Objection (but not to the entry!)

Post 2

Smij - Formerly Jimster

Unfortunately, that's a century that almost completely excluded female writers. As one of the first women to find herself published (albeit through unconventional methods, as the entry explains), Ms Austen surely deserves to be recognised for leading the way?


Objection (but not to the entry!)

Post 3

Trin Tragula

Certainly - but that's not what it says. What it says is 'One of English Literature's first pioneers'. By all means say 'One of English Literature's greatest novelists' or even 'One of English Literature's greatest women novelists' (though that seems a bit superfluous, even condescending in Austen's case), but it's the idea of 'pioneer' I'm objecting to. Austen simply wasn't a 'pioneer' in this sense: even restricting it to women novelists, she had many precursors (Ann Radcliffe, Fanny Burney, Maria Edgeworth - if you're going to give the title 'pioneer' to any Englishwoman, then it would surely be Aphra Behn, though it would be nice to see Madame de Lafayette given a nod, a hundred and fity years prior to Austen). To say nothing of the really exciting work being done at the moment in rediscovering women writers of the Renaissance, many of whom did work in prose.
To say it again, I'm not objecting to the entry, which is very good, but to the way the front page advertises it. It's just sloppy - and, frankly, even if it was intending to say something like 'great woman pioneer', that's still perpetrating a myth. Austen was exceptional because of the quality of her writing, not because she was the only woman novelist of the age - that simply isn't true. Why so many women writers of her age (and many centuries prior to that) were overlooked for so long is another matter. But I'd suggest that even if the front page were rephrased to give it the meaning you say it's supposed to have, it would still be misleading. Referring to an enormously rich tradition of women's writing in English by dropping the same three or four names (Austen, Brontes, George Eliot) time after time is not actually as helpful as you might think. It suggests that we should be interested in these novelists because they were women, rather than because they were exceptional writers and it also does the vast numbers of their often unjustly neglected female contemporaries a disservice.
Sorry to be so picky - but it surely wouldn't hurt to be a little more exact with so significant a figure.

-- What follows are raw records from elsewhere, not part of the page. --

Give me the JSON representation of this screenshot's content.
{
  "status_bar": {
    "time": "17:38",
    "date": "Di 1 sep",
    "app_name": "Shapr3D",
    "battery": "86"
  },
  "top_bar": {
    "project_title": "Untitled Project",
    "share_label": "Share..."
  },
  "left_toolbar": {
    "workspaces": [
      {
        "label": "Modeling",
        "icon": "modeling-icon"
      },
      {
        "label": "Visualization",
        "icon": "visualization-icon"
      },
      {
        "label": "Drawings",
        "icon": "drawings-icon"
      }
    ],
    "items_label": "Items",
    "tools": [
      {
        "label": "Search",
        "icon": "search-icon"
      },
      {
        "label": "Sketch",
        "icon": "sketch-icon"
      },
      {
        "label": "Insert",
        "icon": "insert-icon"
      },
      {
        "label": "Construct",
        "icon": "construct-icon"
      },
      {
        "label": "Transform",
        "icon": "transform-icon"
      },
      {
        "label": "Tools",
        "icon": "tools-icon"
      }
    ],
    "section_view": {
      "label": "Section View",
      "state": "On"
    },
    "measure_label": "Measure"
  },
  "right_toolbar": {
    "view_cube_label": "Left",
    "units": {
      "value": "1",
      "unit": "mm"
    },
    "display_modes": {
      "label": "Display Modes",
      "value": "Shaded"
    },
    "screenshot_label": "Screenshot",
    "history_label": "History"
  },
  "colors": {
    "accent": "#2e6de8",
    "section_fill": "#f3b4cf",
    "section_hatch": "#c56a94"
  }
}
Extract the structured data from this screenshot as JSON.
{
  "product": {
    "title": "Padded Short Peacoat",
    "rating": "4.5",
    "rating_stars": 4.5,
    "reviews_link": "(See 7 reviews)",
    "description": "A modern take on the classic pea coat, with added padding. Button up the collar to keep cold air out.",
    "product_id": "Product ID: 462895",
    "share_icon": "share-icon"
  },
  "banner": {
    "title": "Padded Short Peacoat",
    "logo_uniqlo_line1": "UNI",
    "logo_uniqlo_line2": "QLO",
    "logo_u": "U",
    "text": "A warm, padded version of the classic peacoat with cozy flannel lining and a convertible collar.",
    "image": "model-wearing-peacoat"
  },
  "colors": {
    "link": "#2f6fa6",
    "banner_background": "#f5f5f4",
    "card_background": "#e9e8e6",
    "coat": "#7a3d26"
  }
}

Objection (but not to the entry!)

Post 4

Trin Tragula

P.S. As regards publication, around the same time Austen was getting into print, the best-selling author of the day was Felicia Hemans. Heard of her? Nor will you or anyone else until the idea that Jane Austen was the only woman to write a book before the mid-nineteenth century (an untruth I can't imagine the 'Big Read' is going to do much to correct) gets challenged.

Sorry for the tone. Bit passionate about this.